M2 is a measure of the money supply in an economy that includes cash and current accounts, savings deposits, money market securities, and various other term deposits. Assets contained in M2 are less liquid than M1, which contains only cash and checking accounts, but are typically liquid and readily convertible to cash.
Central banks use M2 to shape monetary policy when inflation hits, making it one of the most important indicators when the economy starts to slow.
Look at the data US Federal Reserve data show that M2 has grown exponentially since 1980. Recession periods have historically accelerated M2 growth as the Fed’s quantitative easing approach increased the money supply to the economy.
This is evident in the Fed’s data. The gray area in the graph below indicates periods of recession, showing an increase in M2.
Many economists consider M2 to be a much better indicator of inflation than the CPI. The coveted Consumer Price Index tracks the average increase across baskets of consumer products and is used to estimate the average increase in prices experienced by consumers.
However, CPIs tend to show average increases and much lower price increases than consumers actually experience.
According to the latest figures, the CPI increase is about 8%. However, consumers feel he has seen price increases of well over 8%. Looking at the increase in M2 gives us a more realistic view of the price increase.
M2’s year-over-year growth is now over 25%, which feels more in line with consumer experience.
An increase in the M2 money supply is not only an indicator of inflation, but also a solid indicator of Bitcoin’s performance.
Global M2 plays an important role in Bitcoin price volatility. If it shrinks, the price of Bitcoin will fall. As M2 rises, so does the price of Bitcoin.
Look at the data The Federal Reserve, European Central Bank (ECB), and Bank of Japan (BOJ) show correlations between M2 and Bitcoin performance.
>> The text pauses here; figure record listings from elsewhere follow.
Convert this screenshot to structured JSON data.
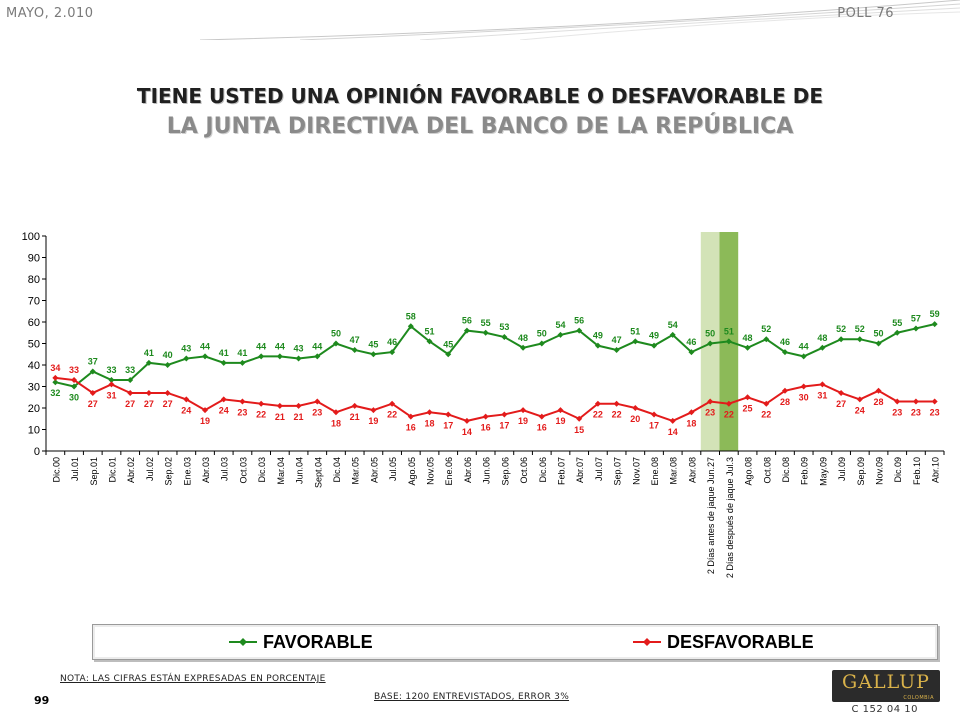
{
  "header": {
    "date": "MAYO, 2.010",
    "poll": "POLL 76"
  },
  "title": {
    "line1": "TIENE USTED UNA OPINIÓN FAVORABLE O DESFAVORABLE DE",
    "line2": "LA JUNTA DIRECTIVA DEL BANCO DE LA REPÚBLICA"
  },
  "legend": {
    "favorable": "FAVORABLE",
    "desfavorable": "DESFAVORABLE"
  },
  "footer": {
    "note": "NOTA: LAS CIFRAS ESTÁN EXPRESADAS EN PORCENTAJE",
    "base": "BASE: 1200 ENTREVISTADOS, ERROR 3%",
    "page": "99",
    "code": "C 152 04 10",
    "logo": "GALLUP",
    "logo_sub": "COLOMBIA"
  },
  "colors": {
    "favorable": "#1e8a1e",
    "desfavorable": "#e31b1b",
    "highlight_light": "#d3e3b7",
    "highlight_dark": "#8cba58"
  },
  "chart_data": {
    "type": "line",
    "ylim": [
      0,
      100
    ],
    "yticks": [
      0,
      10,
      20,
      30,
      40,
      50,
      60,
      70,
      80,
      90,
      100
    ],
    "grid": false,
    "legend_position": "bottom",
    "categories": [
      "Dic.00",
      "Jul.01",
      "Sep.01",
      "Dic.01",
      "Abr.02",
      "Jul.02",
      "Sep.02",
      "Ene.03",
      "Abr.03",
      "Jul.03",
      "Oct.03",
      "Dic.03",
      "Mar.04",
      "Jun.04",
      "Sept.04",
      "Dic.04",
      "Mar.05",
      "Abr.05",
      "Jul.05",
      "Ago.05",
      "Nov.05",
      "Ene.06",
      "Abr.06",
      "Jun.06",
      "Sep.06",
      "Oct.06",
      "Dic.06",
      "Feb.07",
      "Abr.07",
      "Jul.07",
      "Sep.07",
      "Nov.07",
      "Ene.08",
      "Mar.08",
      "Abr.08",
      "2 Días antes de jaque Jun.27",
      "2 Días después de jaque Jul.3",
      "Ago.08",
      "Oct.08",
      "Dic.08",
      "Feb.09",
      "May.09",
      "Jul.09",
      "Sep.09",
      "Nov.09",
      "Dic.09",
      "Feb.10",
      "Abr.10"
    ],
    "highlight_bands": [
      35,
      36
    ],
    "series": [
      {
        "name": "FAVORABLE",
        "values": [
          32,
          30,
          37,
          33,
          33,
          41,
          40,
          43,
          44,
          41,
          41,
          44,
          44,
          43,
          44,
          50,
          47,
          45,
          46,
          58,
          51,
          45,
          56,
          55,
          53,
          48,
          50,
          54,
          56,
          49,
          47,
          51,
          49,
          54,
          46,
          50,
          51,
          48,
          52,
          46,
          44,
          48,
          52,
          52,
          50,
          55,
          57,
          59
        ]
      },
      {
        "name": "DESFAVORABLE",
        "values": [
          34,
          33,
          27,
          31,
          27,
          27,
          27,
          24,
          19,
          24,
          23,
          22,
          21,
          21,
          23,
          18,
          21,
          19,
          22,
          16,
          18,
          17,
          14,
          16,
          17,
          19,
          16,
          19,
          15,
          22,
          22,
          20,
          17,
          14,
          18,
          23,
          22,
          25,
          22,
          28,
          30,
          31,
          27,
          24,
          28,
          23,
          23,
          23
        ]
      }
    ]
  }
}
Every time the global M2 grew, the price of Bitcoin made a parabolic move, triggering a bull market. Each time it declined, Bitcoin experienced a slump that led to a bear market.
In 2015, 2019 and 2022, the Federal Reserve embarked on aggressive quantitative tightening. In each of these years, Bitcoin’s price has hit rock bottom.
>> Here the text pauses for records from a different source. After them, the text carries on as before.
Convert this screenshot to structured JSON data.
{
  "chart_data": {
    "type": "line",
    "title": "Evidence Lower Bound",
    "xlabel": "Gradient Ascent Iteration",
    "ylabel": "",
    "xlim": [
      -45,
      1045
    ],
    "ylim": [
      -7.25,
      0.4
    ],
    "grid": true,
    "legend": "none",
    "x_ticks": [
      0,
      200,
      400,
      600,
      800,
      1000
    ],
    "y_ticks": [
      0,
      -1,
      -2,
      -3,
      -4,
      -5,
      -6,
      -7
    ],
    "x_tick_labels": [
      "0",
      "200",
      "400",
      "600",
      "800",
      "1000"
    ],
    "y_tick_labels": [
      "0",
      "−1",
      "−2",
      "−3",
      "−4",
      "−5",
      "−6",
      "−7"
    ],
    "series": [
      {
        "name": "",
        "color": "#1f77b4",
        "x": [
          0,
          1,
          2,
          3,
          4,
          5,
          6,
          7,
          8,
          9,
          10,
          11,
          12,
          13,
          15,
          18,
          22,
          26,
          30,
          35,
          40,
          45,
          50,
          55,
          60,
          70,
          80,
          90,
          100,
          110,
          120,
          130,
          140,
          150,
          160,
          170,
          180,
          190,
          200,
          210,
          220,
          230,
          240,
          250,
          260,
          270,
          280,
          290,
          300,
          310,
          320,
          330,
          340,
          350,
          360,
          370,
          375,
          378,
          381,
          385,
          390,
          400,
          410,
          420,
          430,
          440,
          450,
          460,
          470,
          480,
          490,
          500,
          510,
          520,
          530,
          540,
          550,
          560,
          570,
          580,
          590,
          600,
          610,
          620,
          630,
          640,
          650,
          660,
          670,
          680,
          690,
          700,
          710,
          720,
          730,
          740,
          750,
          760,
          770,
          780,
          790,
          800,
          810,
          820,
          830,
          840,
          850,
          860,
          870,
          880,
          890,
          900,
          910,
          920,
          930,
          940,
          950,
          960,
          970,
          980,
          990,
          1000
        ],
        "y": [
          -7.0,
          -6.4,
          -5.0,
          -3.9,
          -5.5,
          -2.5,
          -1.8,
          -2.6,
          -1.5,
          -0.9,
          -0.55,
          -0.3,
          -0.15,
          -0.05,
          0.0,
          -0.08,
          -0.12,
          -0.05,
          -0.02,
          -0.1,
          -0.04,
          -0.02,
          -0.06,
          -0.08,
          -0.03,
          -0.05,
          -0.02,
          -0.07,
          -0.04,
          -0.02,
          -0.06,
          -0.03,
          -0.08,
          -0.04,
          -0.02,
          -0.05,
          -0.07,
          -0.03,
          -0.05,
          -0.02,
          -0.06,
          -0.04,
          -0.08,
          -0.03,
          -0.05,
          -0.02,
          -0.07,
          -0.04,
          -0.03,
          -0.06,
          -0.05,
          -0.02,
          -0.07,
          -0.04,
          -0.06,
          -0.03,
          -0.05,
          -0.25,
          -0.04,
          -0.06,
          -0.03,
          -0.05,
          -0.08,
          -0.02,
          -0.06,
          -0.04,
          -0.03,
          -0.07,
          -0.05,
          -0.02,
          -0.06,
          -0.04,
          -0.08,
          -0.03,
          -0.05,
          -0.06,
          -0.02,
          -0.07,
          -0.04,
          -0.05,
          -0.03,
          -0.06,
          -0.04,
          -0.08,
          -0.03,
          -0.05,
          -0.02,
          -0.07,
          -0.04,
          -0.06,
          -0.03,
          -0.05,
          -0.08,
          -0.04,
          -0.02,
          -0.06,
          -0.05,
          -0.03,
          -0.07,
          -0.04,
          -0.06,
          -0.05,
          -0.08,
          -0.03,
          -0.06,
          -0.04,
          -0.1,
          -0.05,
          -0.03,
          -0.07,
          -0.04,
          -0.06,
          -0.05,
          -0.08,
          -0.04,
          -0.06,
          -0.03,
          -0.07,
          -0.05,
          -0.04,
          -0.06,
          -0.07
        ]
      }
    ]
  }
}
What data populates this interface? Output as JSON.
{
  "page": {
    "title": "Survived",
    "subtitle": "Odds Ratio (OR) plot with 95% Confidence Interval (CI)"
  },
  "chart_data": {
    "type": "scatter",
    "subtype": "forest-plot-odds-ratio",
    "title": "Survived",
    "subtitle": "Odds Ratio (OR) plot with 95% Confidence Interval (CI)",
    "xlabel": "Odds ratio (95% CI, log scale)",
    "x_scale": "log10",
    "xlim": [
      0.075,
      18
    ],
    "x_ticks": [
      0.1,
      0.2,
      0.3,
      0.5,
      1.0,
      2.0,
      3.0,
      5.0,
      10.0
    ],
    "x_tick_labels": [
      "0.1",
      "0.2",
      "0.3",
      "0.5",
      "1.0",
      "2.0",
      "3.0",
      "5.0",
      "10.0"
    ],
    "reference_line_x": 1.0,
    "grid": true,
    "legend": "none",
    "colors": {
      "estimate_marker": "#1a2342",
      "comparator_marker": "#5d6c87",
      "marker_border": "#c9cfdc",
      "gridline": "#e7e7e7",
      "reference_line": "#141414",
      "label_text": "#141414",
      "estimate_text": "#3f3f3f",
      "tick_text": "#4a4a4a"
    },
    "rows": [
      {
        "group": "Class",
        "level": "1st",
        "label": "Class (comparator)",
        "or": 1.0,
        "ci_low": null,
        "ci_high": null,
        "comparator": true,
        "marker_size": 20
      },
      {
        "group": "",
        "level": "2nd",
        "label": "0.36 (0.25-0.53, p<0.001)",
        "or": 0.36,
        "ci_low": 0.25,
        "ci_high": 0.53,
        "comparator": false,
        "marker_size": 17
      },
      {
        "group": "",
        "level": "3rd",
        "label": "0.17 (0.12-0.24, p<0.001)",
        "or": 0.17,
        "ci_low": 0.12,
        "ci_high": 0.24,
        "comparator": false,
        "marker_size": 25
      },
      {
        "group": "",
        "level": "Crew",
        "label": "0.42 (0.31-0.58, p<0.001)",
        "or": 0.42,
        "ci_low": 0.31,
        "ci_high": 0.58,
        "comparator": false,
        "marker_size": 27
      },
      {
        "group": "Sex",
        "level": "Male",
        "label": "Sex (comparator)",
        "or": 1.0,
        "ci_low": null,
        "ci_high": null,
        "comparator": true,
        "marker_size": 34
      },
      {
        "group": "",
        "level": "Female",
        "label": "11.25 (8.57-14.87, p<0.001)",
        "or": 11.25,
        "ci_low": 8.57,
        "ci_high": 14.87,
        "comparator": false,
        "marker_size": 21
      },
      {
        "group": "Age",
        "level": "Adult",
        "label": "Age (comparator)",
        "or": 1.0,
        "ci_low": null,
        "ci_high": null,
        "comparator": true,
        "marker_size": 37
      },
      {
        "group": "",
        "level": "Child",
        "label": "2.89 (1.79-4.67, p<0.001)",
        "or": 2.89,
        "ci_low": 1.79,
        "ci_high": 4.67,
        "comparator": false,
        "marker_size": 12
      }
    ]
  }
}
It is still too early to predict how Bitcoin will react in this quantitative tightening cycle. The current M2 money supply in the US is around $21.5 trillion and has been declining slightly since he peaked at $21.7 trillion in March this year.
M2 declines correlate with Bitcoin price declines. If the downtrend continues, Bitcoin’s price may fail to recover and recapture yearly highs. But for the current US credit-based economy to remain a credit-based economy, the supply of US dollars must continue to increase. In the long run, an endless cycle of printing money could be good for Bitcoin.